Jayson Jacoby
The Baker City Herald

The specter of the sage grouse has haunted Baker County's ranching industry for more than a decade, as federal protection for the bird could restrict grazing on public lands. The latest development, though, might be cause for optimism rather than worry.

Yes, the federal government is proposing to list as threatened sage grouse populations. But those are in Nevada and California.

We find this encouraging because it shows that federal officials aren't necessarily bent on imposing one-size-fits-all strategies for protecting the species.

We hope, though, that the U.S. Fish and Wildlife Service is capable of even more geographic focus as it continues to consider whether to expand the protection of sage grouse to other states, including Oregon.

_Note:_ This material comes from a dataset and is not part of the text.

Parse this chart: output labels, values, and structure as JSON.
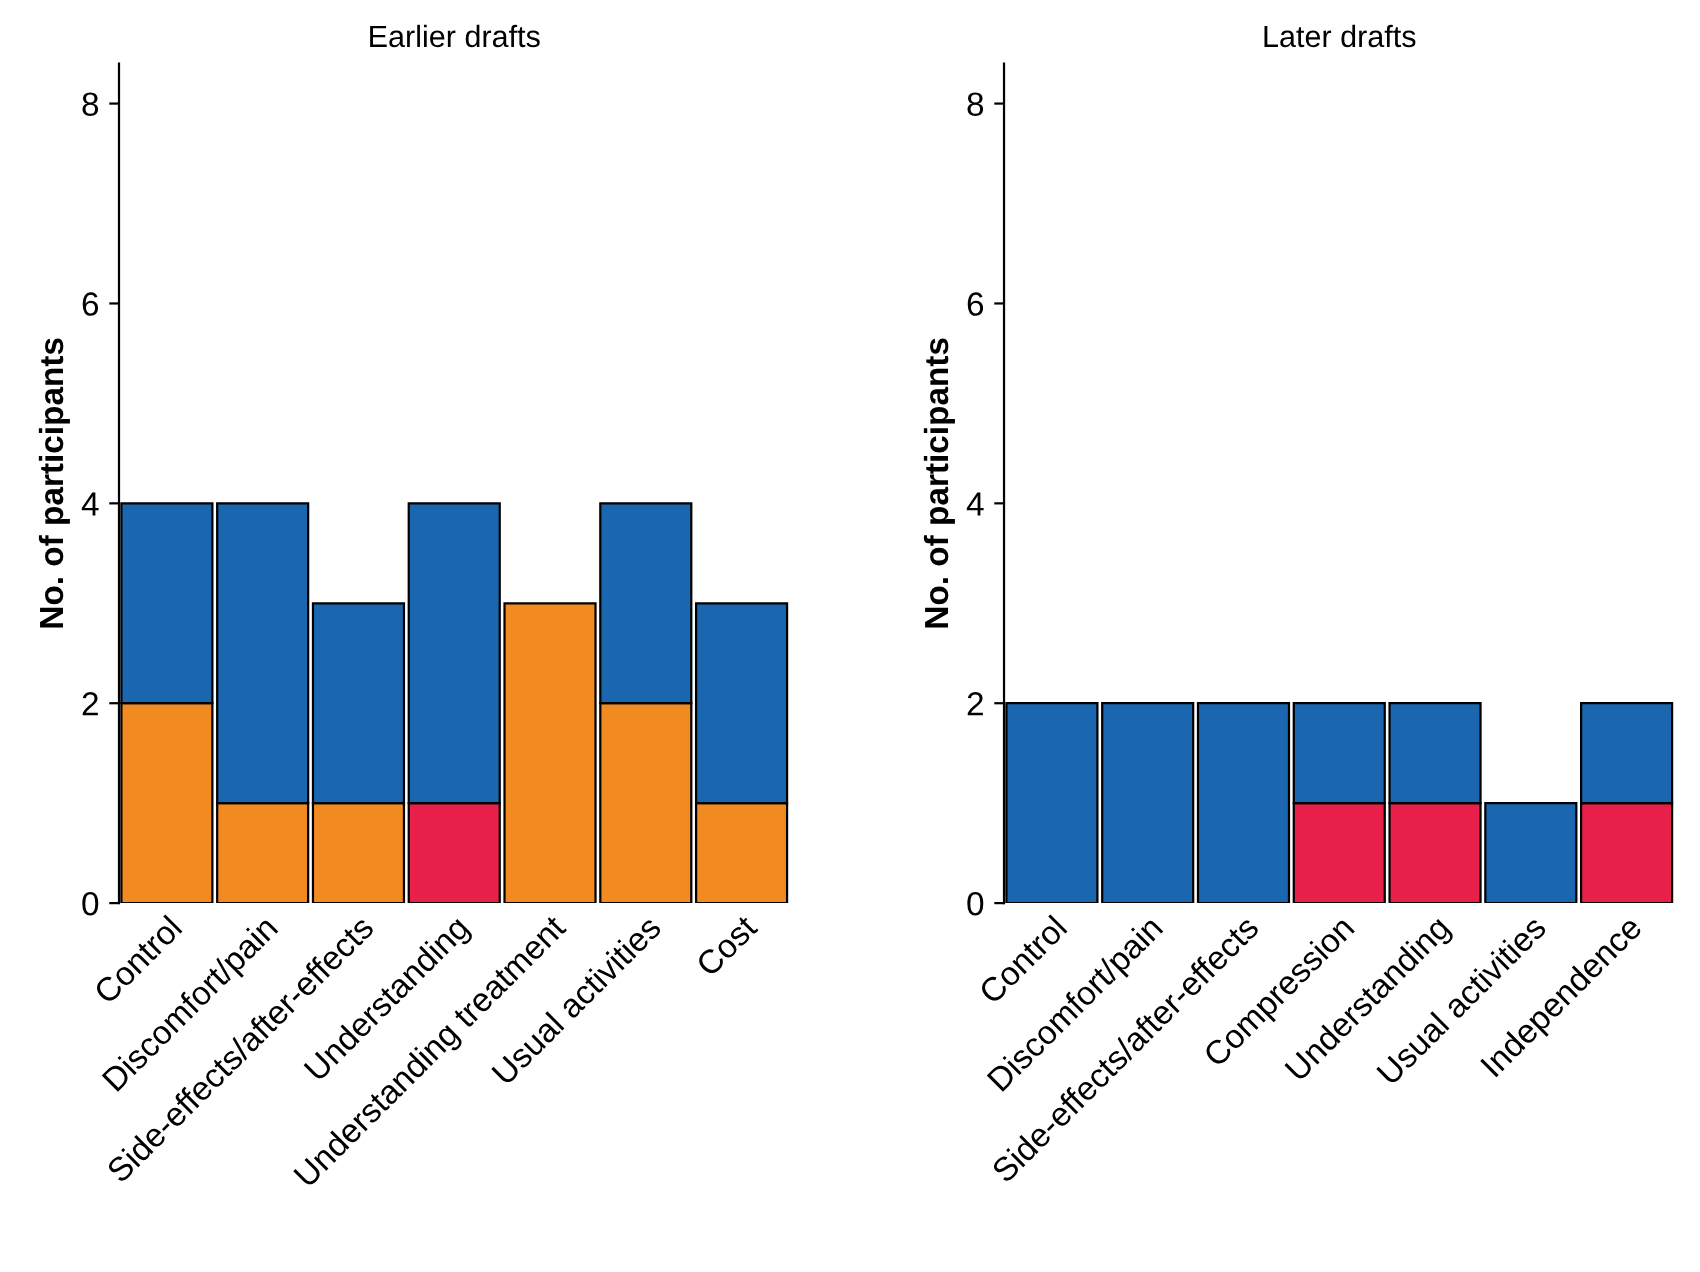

Baker County, though it is on the northern fringe of the bird's habitat in Oregon, doesn't have some of the threats that might imperil sage grouse in other states, including large-scale energy or housing developments.

In proposing to protect the bird in Nevada and California, federal officials also cited as threats the proliferation of juniper trees.

Baker County certainly has some of those.

But private landowners, along with technical and financial aid from agencies such as the U.S. Natural Resources Conservation Service, Oregon Department of Fish and Wildlife and the county's soil and water conservation districts, have done and continue to do much to reduce the spread of juniper.

We urge the feds to consider the complete, and local, picture when deciding whether to list the sage grouse as threatened in Baker County.